Overshadowed by the Sun
She is the Sun. I am the Moon. Everywhere she goes, she shines brightly. Whenever with her, I do not shine. I glow and reflect the light she gives off. She is brighter, prettier, taller, thinner, smarter, funnier, lovelier, more outgoing, and has an actual personality. Naturally, wherever she goes, any attention follows her like a rabid dog in heat, eyeing a juicy steak for its last meal. I am just an afterthought, as, at first, I am cautious, observant, quiet, and perhaps even a bit cold, gloomy and dark. But even after people get to know me and I warm up, she is still too bright for them to give me a second thought until they remember that I too exist, or notice that I am still around.
She is welcoming, while many see me as unapproachable due to the chronic disease of the resting bitch face, and my lack of interest in smiling unless I'm truly happy because smiles give you more wrinkles, and are far too tiring to maintain. For me, it would be putting on an obvious pretense. For her, she is naturally just being herself.
If I'm invited somewhere and ask her to come along, everyone gravitates towards her. Whether it's a good friend or a potential love interest of mine.

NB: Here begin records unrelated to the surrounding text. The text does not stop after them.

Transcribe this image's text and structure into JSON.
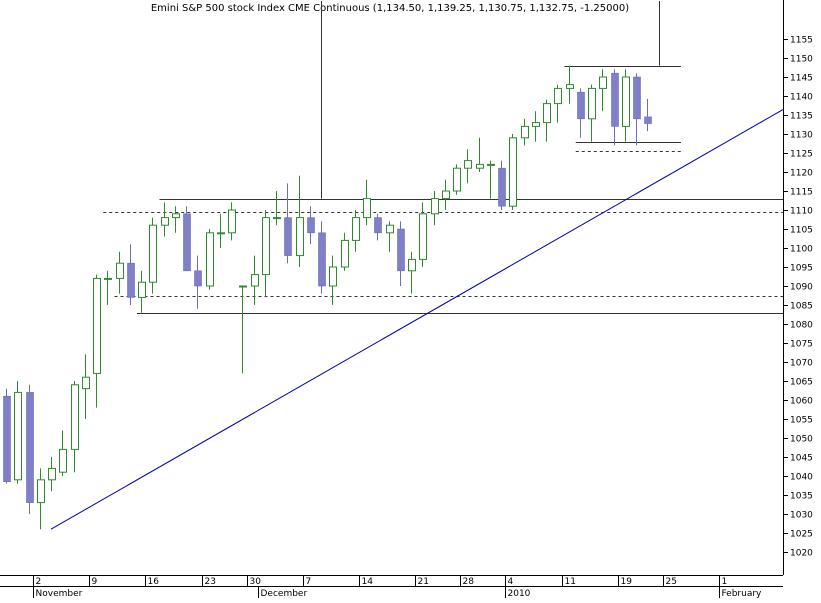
{
  "chart_data": {
    "type": "candlestick",
    "title": "Emini S&P 500 stock Index CME Continuous (1,134.50, 1,139.25, 1,130.75, 1,132.75, -1.25000)",
    "ylim": [
      1014,
      1160
    ],
    "y_ticks": [
      1020,
      1025,
      1030,
      1035,
      1040,
      1045,
      1050,
      1055,
      1060,
      1065,
      1070,
      1075,
      1080,
      1085,
      1090,
      1095,
      1100,
      1105,
      1110,
      1115,
      1120,
      1125,
      1130,
      1135,
      1140,
      1145,
      1150,
      1155
    ],
    "y_tick_labels": [
      "1020",
      "1025",
      "1030",
      "1035",
      "1040",
      "1045",
      "1050",
      "1055",
      "1060",
      "1065",
      "1070",
      "1075",
      "1080",
      "1085",
      "1090",
      "1095",
      "1100",
      "1105",
      "1110",
      "1115",
      "1120",
      "1125",
      "1130",
      "1135",
      "1140",
      "1145",
      "1150",
      "1155"
    ],
    "x_ticks": [
      {
        "index": 3,
        "label": "2"
      },
      {
        "index": 8,
        "label": "9"
      },
      {
        "index": 13,
        "label": "16"
      },
      {
        "index": 18,
        "label": "23"
      },
      {
        "index": 22,
        "label": "30"
      },
      {
        "index": 27,
        "label": "7"
      },
      {
        "index": 32,
        "label": "14"
      },
      {
        "index": 37,
        "label": "21"
      },
      {
        "index": 41,
        "label": "28"
      },
      {
        "index": 45,
        "label": "4"
      },
      {
        "index": 50,
        "label": "11"
      },
      {
        "index": 55,
        "label": "19"
      },
      {
        "index": 59,
        "label": "25"
      },
      {
        "index": 64,
        "label": "1"
      }
    ],
    "month_labels": [
      {
        "index": 3,
        "label": "November"
      },
      {
        "index": 23,
        "label": "December"
      },
      {
        "index": 45,
        "label": "2010"
      },
      {
        "index": 64,
        "label": "February"
      }
    ],
    "colors": {
      "up": "#2e8b2e",
      "down_fill": "#8080c8",
      "down_border": "#6c6cb8",
      "trend": "#0000b0",
      "level": "#333333",
      "axis": "#000000",
      "background": "#ffffff"
    },
    "candles": [
      {
        "o": 1061.0,
        "h": 1063.0,
        "l": 1038.0,
        "c": 1038.5
      },
      {
        "o": 1039.0,
        "h": 1065.0,
        "l": 1038.0,
        "c": 1062.0
      },
      {
        "o": 1062.0,
        "h": 1064.0,
        "l": 1030.0,
        "c": 1033.0
      },
      {
        "o": 1033.0,
        "h": 1042.0,
        "l": 1026.0,
        "c": 1039.0
      },
      {
        "o": 1039.0,
        "h": 1045.0,
        "l": 1036.0,
        "c": 1042.0
      },
      {
        "o": 1041.0,
        "h": 1052.0,
        "l": 1040.0,
        "c": 1047.0
      },
      {
        "o": 1047.0,
        "h": 1065.0,
        "l": 1041.0,
        "c": 1064.0
      },
      {
        "o": 1063.0,
        "h": 1072.0,
        "l": 1055.0,
        "c": 1066.0
      },
      {
        "o": 1067.0,
        "h": 1093.0,
        "l": 1058.0,
        "c": 1092.0
      },
      {
        "o": 1092.0,
        "h": 1094.0,
        "l": 1085.0,
        "c": 1092.0
      },
      {
        "o": 1092.0,
        "h": 1099.0,
        "l": 1088.0,
        "c": 1096.0
      },
      {
        "o": 1096.0,
        "h": 1101.0,
        "l": 1085.0,
        "c": 1087.0
      },
      {
        "o": 1087.0,
        "h": 1094.0,
        "l": 1083.0,
        "c": 1091.0
      },
      {
        "o": 1091.0,
        "h": 1108.0,
        "l": 1088.0,
        "c": 1106.0
      },
      {
        "o": 1106.0,
        "h": 1112.0,
        "l": 1103.0,
        "c": 1108.0
      },
      {
        "o": 1108.0,
        "h": 1111.0,
        "l": 1104.0,
        "c": 1109.0
      },
      {
        "o": 1109.0,
        "h": 1111.0,
        "l": 1095.0,
        "c": 1094.0
      },
      {
        "o": 1094.0,
        "h": 1098.0,
        "l": 1084.0,
        "c": 1090.0
      },
      {
        "o": 1090.0,
        "h": 1105.0,
        "l": 1089.0,
        "c": 1104.0
      },
      {
        "o": 1104.0,
        "h": 1109.0,
        "l": 1100.0,
        "c": 1104.0
      },
      {
        "o": 1104.0,
        "h": 1112.0,
        "l": 1102.0,
        "c": 1110.0
      },
      {
        "o": 1090.0,
        "h": 1090.0,
        "l": 1067.0,
        "c": 1090.0
      },
      {
        "o": 1090.0,
        "h": 1098.0,
        "l": 1085.0,
        "c": 1093.0
      },
      {
        "o": 1093.0,
        "h": 1110.0,
        "l": 1087.0,
        "c": 1108.0
      },
      {
        "o": 1108.0,
        "h": 1115.0,
        "l": 1106.0,
        "c": 1108.0
      },
      {
        "o": 1108.0,
        "h": 1117.0,
        "l": 1096.0,
        "c": 1098.0
      },
      {
        "o": 1098.0,
        "h": 1119.0,
        "l": 1095.0,
        "c": 1108.0
      },
      {
        "o": 1108.0,
        "h": 1111.0,
        "l": 1101.0,
        "c": 1104.0
      },
      {
        "o": 1104.0,
        "h": 1107.0,
        "l": 1088.0,
        "c": 1090.0
      },
      {
        "o": 1090.0,
        "h": 1098.0,
        "l": 1085.0,
        "c": 1095.0
      },
      {
        "o": 1095.0,
        "h": 1104.0,
        "l": 1094.0,
        "c": 1102.0
      },
      {
        "o": 1102.0,
        "h": 1110.0,
        "l": 1099.0,
        "c": 1108.0
      },
      {
        "o": 1108.0,
        "h": 1118.0,
        "l": 1106.0,
        "c": 1113.0
      },
      {
        "o": 1108.0,
        "h": 1109.0,
        "l": 1102.0,
        "c": 1104.0
      },
      {
        "o": 1104.0,
        "h": 1107.0,
        "l": 1099.0,
        "c": 1106.0
      },
      {
        "o": 1105.0,
        "h": 1107.0,
        "l": 1090.0,
        "c": 1094.0
      },
      {
        "o": 1094.0,
        "h": 1099.0,
        "l": 1088.0,
        "c": 1097.0
      },
      {
        "o": 1097.0,
        "h": 1112.0,
        "l": 1095.0,
        "c": 1109.0
      },
      {
        "o": 1109.0,
        "h": 1115.0,
        "l": 1106.0,
        "c": 1113.0
      },
      {
        "o": 1113.0,
        "h": 1118.0,
        "l": 1110.0,
        "c": 1115.0
      },
      {
        "o": 1115.0,
        "h": 1122.0,
        "l": 1114.0,
        "c": 1121.0
      },
      {
        "o": 1121.0,
        "h": 1126.0,
        "l": 1117.0,
        "c": 1123.0
      },
      {
        "o": 1121.0,
        "h": 1129.0,
        "l": 1120.0,
        "c": 1122.0
      },
      {
        "o": 1122.0,
        "h": 1123.0,
        "l": 1113.0,
        "c": 1122.0
      },
      {
        "o": 1121.0,
        "h": 1123.0,
        "l": 1110.0,
        "c": 1111.0
      },
      {
        "o": 1111.0,
        "h": 1130.0,
        "l": 1110.0,
        "c": 1129.0
      },
      {
        "o": 1129.0,
        "h": 1134.0,
        "l": 1127.0,
        "c": 1132.0
      },
      {
        "o": 1132.0,
        "h": 1136.0,
        "l": 1128.0,
        "c": 1133.0
      },
      {
        "o": 1133.0,
        "h": 1139.0,
        "l": 1128.0,
        "c": 1138.0
      },
      {
        "o": 1138.0,
        "h": 1143.0,
        "l": 1133.0,
        "c": 1142.0
      },
      {
        "o": 1142.0,
        "h": 1148.0,
        "l": 1138.0,
        "c": 1143.0
      },
      {
        "o": 1141.0,
        "h": 1142.0,
        "l": 1129.0,
        "c": 1134.0
      },
      {
        "o": 1134.0,
        "h": 1143.0,
        "l": 1128.0,
        "c": 1142.0
      },
      {
        "o": 1142.0,
        "h": 1147.0,
        "l": 1136.0,
        "c": 1145.0
      },
      {
        "o": 1146.0,
        "h": 1147.0,
        "l": 1127.0,
        "c": 1132.0
      },
      {
        "o": 1132.0,
        "h": 1147.0,
        "l": 1128.0,
        "c": 1145.0
      },
      {
        "o": 1145.0,
        "h": 1146.0,
        "l": 1127.0,
        "c": 1134.0
      },
      {
        "o": 1134.5,
        "h": 1139.25,
        "l": 1130.75,
        "c": 1132.75
      }
    ],
    "trendline": {
      "from": {
        "index": 4,
        "price": 1026.0
      },
      "to": {
        "index": 80,
        "price": 1155.0
      }
    },
    "level_lines": [
      {
        "price": 1113.0,
        "style": "solid",
        "from_index": 14,
        "to_index": 80
      },
      {
        "price": 1109.5,
        "style": "dashed",
        "from_index": 9,
        "to_index": 80
      },
      {
        "price": 1087.5,
        "style": "dashed",
        "from_index": 10,
        "to_index": 80
      },
      {
        "price": 1083.0,
        "style": "solid",
        "from_index": 12,
        "to_index": 80
      },
      {
        "price": 1148.0,
        "style": "solid",
        "from_index": 50,
        "to_index": 60
      },
      {
        "price": 1128.0,
        "style": "solid",
        "from_index": 51,
        "to_index": 60
      },
      {
        "price": 1125.5,
        "style": "dashed",
        "from_index": 51,
        "to_index": 60
      }
    ],
    "marker_lines": [
      {
        "index": 28,
        "from_price": 1113.0,
        "to_price": 1165.0
      },
      {
        "index": 58,
        "from_price": 1148.0,
        "to_price": 1165.0
      }
    ]
  }
}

But, such is life and this is nature. At first, at one time, I seethed with jealousy. Why? What am I lacking? Many things. Why does everyone always like HER, why is SHE always getting all the attention? But she did nothing wrong and she is a good friend.

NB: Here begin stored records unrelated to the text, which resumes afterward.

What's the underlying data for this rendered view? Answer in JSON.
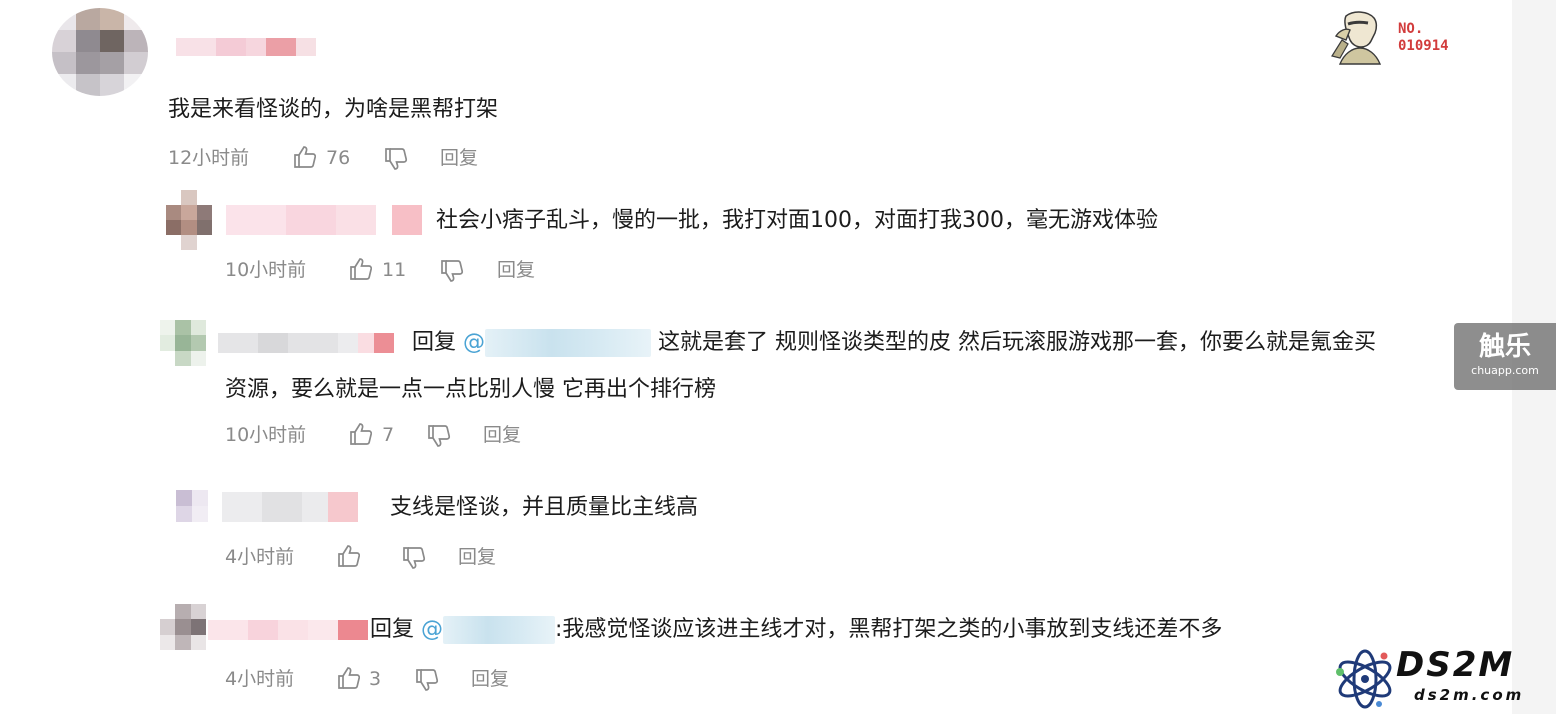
{
  "badge": {
    "line1": "NO.",
    "line2": "010914"
  },
  "watermarks": {
    "chuapp_logo": "触乐",
    "chuapp_url": "chuapp.com",
    "ds2m_logo": "DS2M",
    "ds2m_url": "ds2m.com"
  },
  "comments": [
    {
      "text": "我是来看怪谈的，为啥是黑帮打架",
      "time": "12小时前",
      "likes": "76",
      "reply": "回复"
    },
    {
      "text": "社会小痞子乱斗，慢的一批，我打对面100，对面打我300，毫无游戏体验",
      "time": "10小时前",
      "likes": "11",
      "reply": "回复"
    },
    {
      "prefix": "回复",
      "at": "@",
      "text1": "这就是套了 规则怪谈类型的皮 然后玩滚服游戏那一套，你要么就是氪金买",
      "text2": "资源，要么就是一点一点比别人慢 它再出个排行榜",
      "time": "10小时前",
      "likes": "7",
      "reply": "回复"
    },
    {
      "text": "支线是怪谈，并且质量比主线高",
      "time": "4小时前",
      "likes": "",
      "reply": "回复"
    },
    {
      "prefix": "回复",
      "at": "@",
      "text": ":我感觉怪谈应该进主线才对，黑帮打架之类的小事放到支线还差不多",
      "time": "4小时前",
      "likes": "3",
      "reply": "回复"
    }
  ],
  "colors": {
    "text": "#1c1c1c",
    "meta": "#8a8a8a",
    "mention": "#4aa3d4"
  }
}
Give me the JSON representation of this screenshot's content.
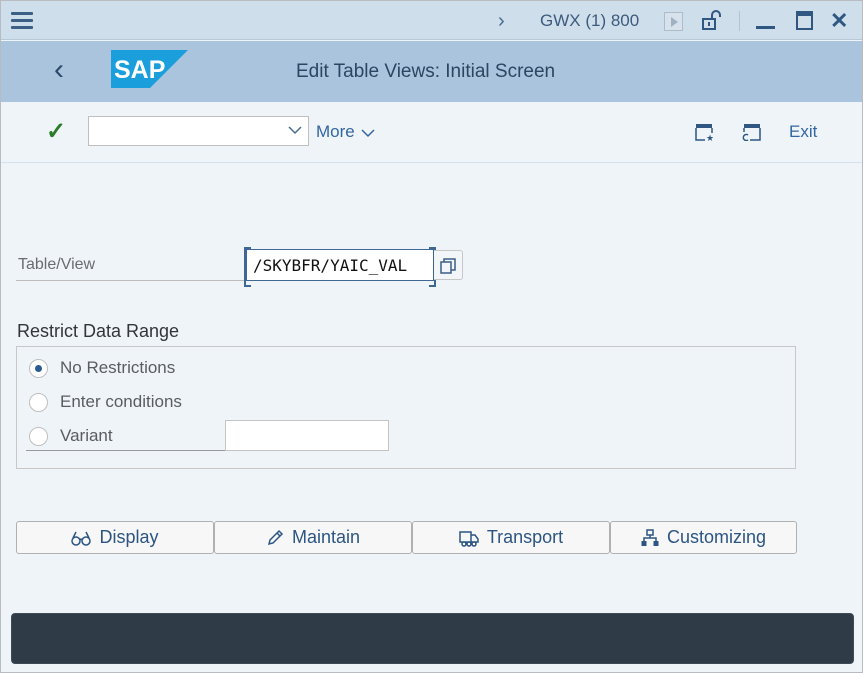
{
  "titlebar": {
    "system_info": "GWX (1) 800",
    "icons": [
      "menu-icon",
      "chevron-right-icon",
      "play-icon",
      "lock-open-icon",
      "minimize-icon",
      "maximize-icon",
      "close-icon"
    ]
  },
  "header": {
    "title": "Edit Table Views: Initial Screen",
    "logo_text": "SAP",
    "brand_color": "#1a9fdc"
  },
  "toolbar": {
    "command_field_value": "",
    "command_field_placeholder": "",
    "more_label": "More",
    "exit_label": "Exit"
  },
  "form": {
    "table_view_label": "Table/View",
    "table_view_value": "/SKYBFR/YAIC_VAL",
    "restrict_title": "Restrict Data Range",
    "radios": [
      {
        "label": "No Restrictions",
        "checked": true
      },
      {
        "label": "Enter conditions",
        "checked": false
      },
      {
        "label": "Variant",
        "checked": false
      }
    ],
    "variant_value": ""
  },
  "buttons": [
    {
      "label": "Display",
      "icon": "glasses-icon"
    },
    {
      "label": "Maintain",
      "icon": "pencil-icon"
    },
    {
      "label": "Transport",
      "icon": "truck-icon"
    },
    {
      "label": "Customizing",
      "icon": "hierarchy-icon"
    }
  ],
  "colors": {
    "accent": "#2c5584",
    "check": "#2b7d2b",
    "statusbar": "#2f3c48"
  }
}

I gravitate towards her too.
I felt less because she was always more.
I adore her. I'm glad I met her and I respect her. I wish her the world because she is a true star child who can achieve anything she sets her mind to.
I am not hideous. On my own, I too am often noticed. Attract attention. I am not an idiot. There have been things I've accomplished in the past. Things I could be proud of. My body might not be ideal, but I am able and functional, and that is such a privilege to be grateful for.

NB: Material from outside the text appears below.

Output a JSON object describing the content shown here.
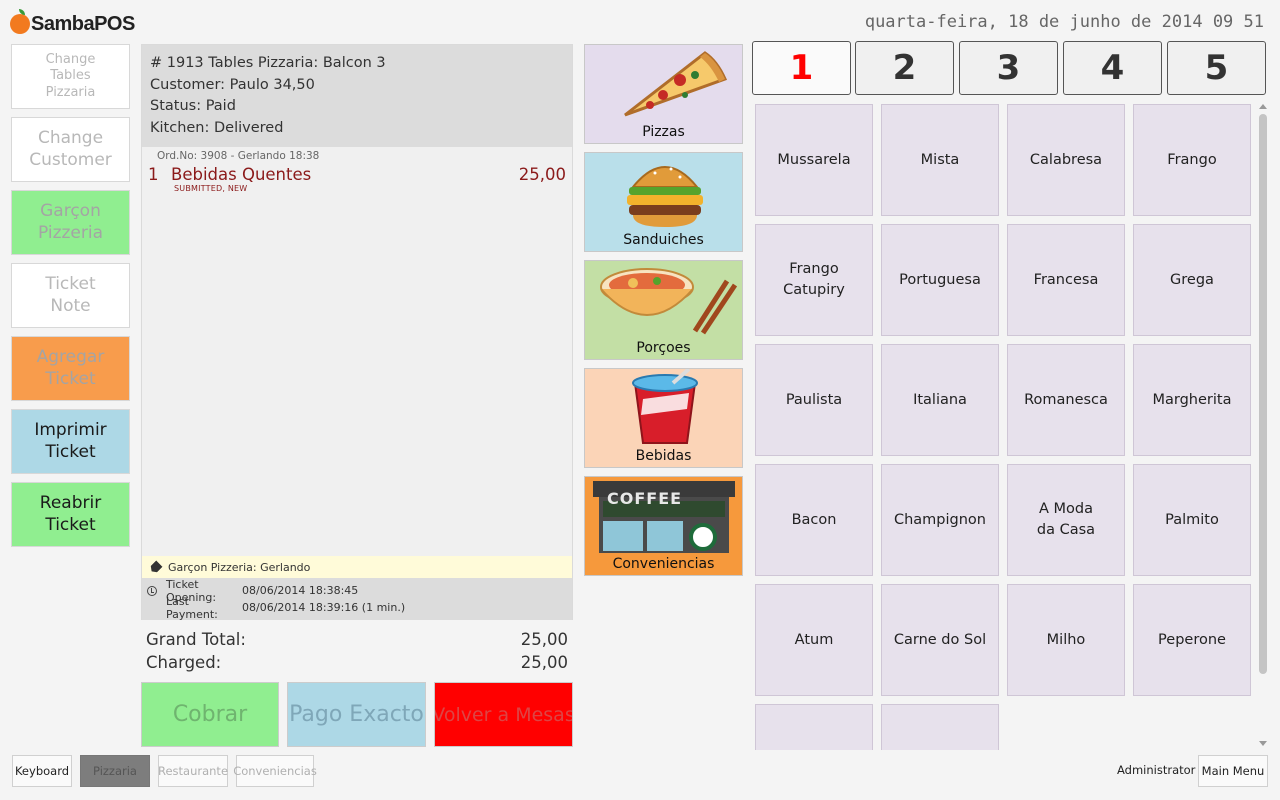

I never even liked being the center of attention and would try be at the side. But I guess I noticed the placement more with her around.
Through her, I've learned a few things about myself. I can now deal with my nastier side a bit better. I am a bit stronger. For you have control over no one else's actions but your own.
Now, when in a group or just solo with her, I amuse myself by observing and making predictions about others' reactions towards us. They typically come true.
I think she picked up on my inner angst, but this is something we will never talk about. The problem is with me, not her.
So I'll just resign myself. Those who wish to know me will. And those who don't...won't.